Le bleu du caftan

Autrice : Maryam Touzani, née en 1980, est actrice, scénariste et réalisatrice marocaine Elle est dans un premier temps journaliste, spécialisée dans le cinéma. Puis elle devient scénariste et réalisatrice de courts métrages et de documentaires. En 2011, son court-métrage Quand ils dorment, est sa première réalisation cinématographique. En 2014, elle réalise un documentaire, Sous Ma Vieille Peau / Much Loved, consacré à la prostitution au Maroc. Ce documentaire donne lieu au film Much Loved, sorti en 2015 et réalisé par Nabil Ayouch, son époux, pour lequel elle participe au scénario. Elle réalise ensuite son second court-métrage en 2015, Aya va à la plage, sur le thème de l’exploitation des jeunes enfants comme domestiques. Elle est pour la première fois actrice dans le film Razzia, sorti en 2017, qu’elle co-écrit avec Nabil Ayouch dans lequel elle interprète Salima, l’un des rôles principaux. En 2019, elle réalise son premier long métrage, Adam, présenté au festival de Cannes dans la sélection Un certain regard, et au 12e festival du film francophone d’Angoulême (voir la fiche du 13 février 2020). Le bleu du caftan, présenté au festival de Cannes-Un certain regard 2022, a obtenu le Valois de la mise en scène et celui du meilleur acteur pour Saleh Bakri au festival du film francophone d’Angoulême, et a été sélectionné pour les Oscars.   

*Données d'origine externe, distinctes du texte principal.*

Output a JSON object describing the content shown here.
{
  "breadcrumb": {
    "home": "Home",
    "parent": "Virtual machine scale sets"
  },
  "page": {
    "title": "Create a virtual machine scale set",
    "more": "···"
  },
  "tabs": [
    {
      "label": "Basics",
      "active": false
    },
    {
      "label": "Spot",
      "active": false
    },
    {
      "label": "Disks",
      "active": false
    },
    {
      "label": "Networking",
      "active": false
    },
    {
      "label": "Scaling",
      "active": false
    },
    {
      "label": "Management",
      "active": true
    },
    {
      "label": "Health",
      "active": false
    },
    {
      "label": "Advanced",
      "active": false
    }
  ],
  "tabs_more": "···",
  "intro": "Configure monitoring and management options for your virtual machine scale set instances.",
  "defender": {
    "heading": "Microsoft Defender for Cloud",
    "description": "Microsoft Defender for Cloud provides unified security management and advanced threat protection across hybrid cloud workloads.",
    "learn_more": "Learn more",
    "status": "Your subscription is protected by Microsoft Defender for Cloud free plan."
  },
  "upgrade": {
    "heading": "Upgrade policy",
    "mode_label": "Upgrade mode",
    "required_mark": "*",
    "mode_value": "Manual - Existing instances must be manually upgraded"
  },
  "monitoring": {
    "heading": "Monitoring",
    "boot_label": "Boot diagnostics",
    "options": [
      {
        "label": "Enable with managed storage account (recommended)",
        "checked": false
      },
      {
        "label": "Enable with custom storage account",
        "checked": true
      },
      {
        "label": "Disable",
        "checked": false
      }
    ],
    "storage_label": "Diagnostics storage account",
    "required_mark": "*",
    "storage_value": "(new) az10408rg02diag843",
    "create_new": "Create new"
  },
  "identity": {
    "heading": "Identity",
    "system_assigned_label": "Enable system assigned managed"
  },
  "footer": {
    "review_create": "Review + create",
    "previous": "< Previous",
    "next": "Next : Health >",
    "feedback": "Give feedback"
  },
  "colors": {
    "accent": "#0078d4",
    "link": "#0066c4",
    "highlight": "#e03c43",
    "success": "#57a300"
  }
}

Interprètes : Lubna Azabal (Mina) ; Saleh Bakri (Halim); Ayoub Missioui (Youssef).

Résumé : Halim est marié depuis longtemps à Mina, avec qui il tient un magasin traditionnel de caftans dans la médina de Salé, au Maroc. Le couple vit depuis toujours avec le secret d’Halim, son homosexualité qu’il a appris à taire. La maladie de Mina et l’arrivée d’un jeune apprenti vont bouleverser cet équilibre. Unis dans leur amour, chacun va aider l’autre à affronter ses peurs.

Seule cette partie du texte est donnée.